Guyana sent a National team to Barbados in July 2006 to participate in the first regional Blind Cricket Competition, even though Guyana placed last, the performance of the team members were commendable, hence three of the players were selected to the West Indies Blind Cricket Team to participate in the Blind Cricket World Cup Competition in Pakistan in December 2006, they were Ganesh Singh, Oliver Kerr and Patrick Dillon, Bharat Mangru was also selected Coach for the West Indies team.

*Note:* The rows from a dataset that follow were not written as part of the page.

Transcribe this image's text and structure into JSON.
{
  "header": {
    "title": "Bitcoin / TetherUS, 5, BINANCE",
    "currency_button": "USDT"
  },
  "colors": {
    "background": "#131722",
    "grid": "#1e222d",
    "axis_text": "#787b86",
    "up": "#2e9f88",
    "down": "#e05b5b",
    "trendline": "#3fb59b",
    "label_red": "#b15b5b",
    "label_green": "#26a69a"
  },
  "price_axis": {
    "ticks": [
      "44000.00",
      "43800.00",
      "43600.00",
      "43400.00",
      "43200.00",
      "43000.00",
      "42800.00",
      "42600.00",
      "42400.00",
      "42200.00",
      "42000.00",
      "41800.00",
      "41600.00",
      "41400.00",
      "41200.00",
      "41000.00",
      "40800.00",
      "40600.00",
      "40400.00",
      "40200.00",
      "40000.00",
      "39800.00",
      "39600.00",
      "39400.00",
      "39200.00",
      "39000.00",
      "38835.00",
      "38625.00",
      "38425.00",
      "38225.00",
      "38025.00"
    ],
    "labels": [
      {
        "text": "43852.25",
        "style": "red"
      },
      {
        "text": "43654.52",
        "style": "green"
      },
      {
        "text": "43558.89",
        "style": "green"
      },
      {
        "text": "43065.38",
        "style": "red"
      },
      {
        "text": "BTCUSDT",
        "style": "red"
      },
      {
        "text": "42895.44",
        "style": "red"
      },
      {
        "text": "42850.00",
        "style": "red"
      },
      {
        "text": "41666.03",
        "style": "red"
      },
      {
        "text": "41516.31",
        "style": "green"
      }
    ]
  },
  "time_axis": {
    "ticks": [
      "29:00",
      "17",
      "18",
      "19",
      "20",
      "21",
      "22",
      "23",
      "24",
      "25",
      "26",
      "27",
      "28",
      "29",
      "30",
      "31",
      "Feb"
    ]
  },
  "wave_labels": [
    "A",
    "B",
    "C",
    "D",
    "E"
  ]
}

In 2008 Guyana held a coaching clinic and trained five conventional cricket coaches in Guyana and also Anthony Gray of T&T, two trained British Coaches conducted this five day program.
In 2007, the completion was held in Jamaica, but due to financial constraints Guyana was unable to participate, and in 2008 the completion was held in T&T where Guyana placed third, two of our players were also selected to the West Indies Team to tour England in 2008 but again due to Financial constraints they were not able to travel with the team. In 2009 Ms. Theresa Pemberton, treasure of GUYBCA was elected Treasurer of the West Indies Cricket Council for the Blind and Mr. Ganesh was appointed Director, in 2009 Guyana also losing to Barbados, T&T and Jamaica. (The players for the National Team came from Linden, East Coast, West Demerara, East Bank and Georgetown)

Between 2008 and 2010, members of the executive and visually impaired cricketers associated with the organization participated in workshops, seminars, and leadership programmes funded by VSO and the Guyana Blind Youth and Cricket Association (GUYBCA). During this period, two players completed training in the JAWS screen-reading computer programme for blind users. The organization's development programme expanded cricket activities to Regions 2 (Bartica), 5 and 6 (Berbice), and 7 (Essequibo), resulting in participation from players representing those regions. Preparations were also undertaken for the fifth regional competition for visually impaired cricketers, held in Barbados from 4 to 10 June 2010. According to reports from the period, the Guyana Cricket Board noted the progress of the GUYBCA and its development initiatives.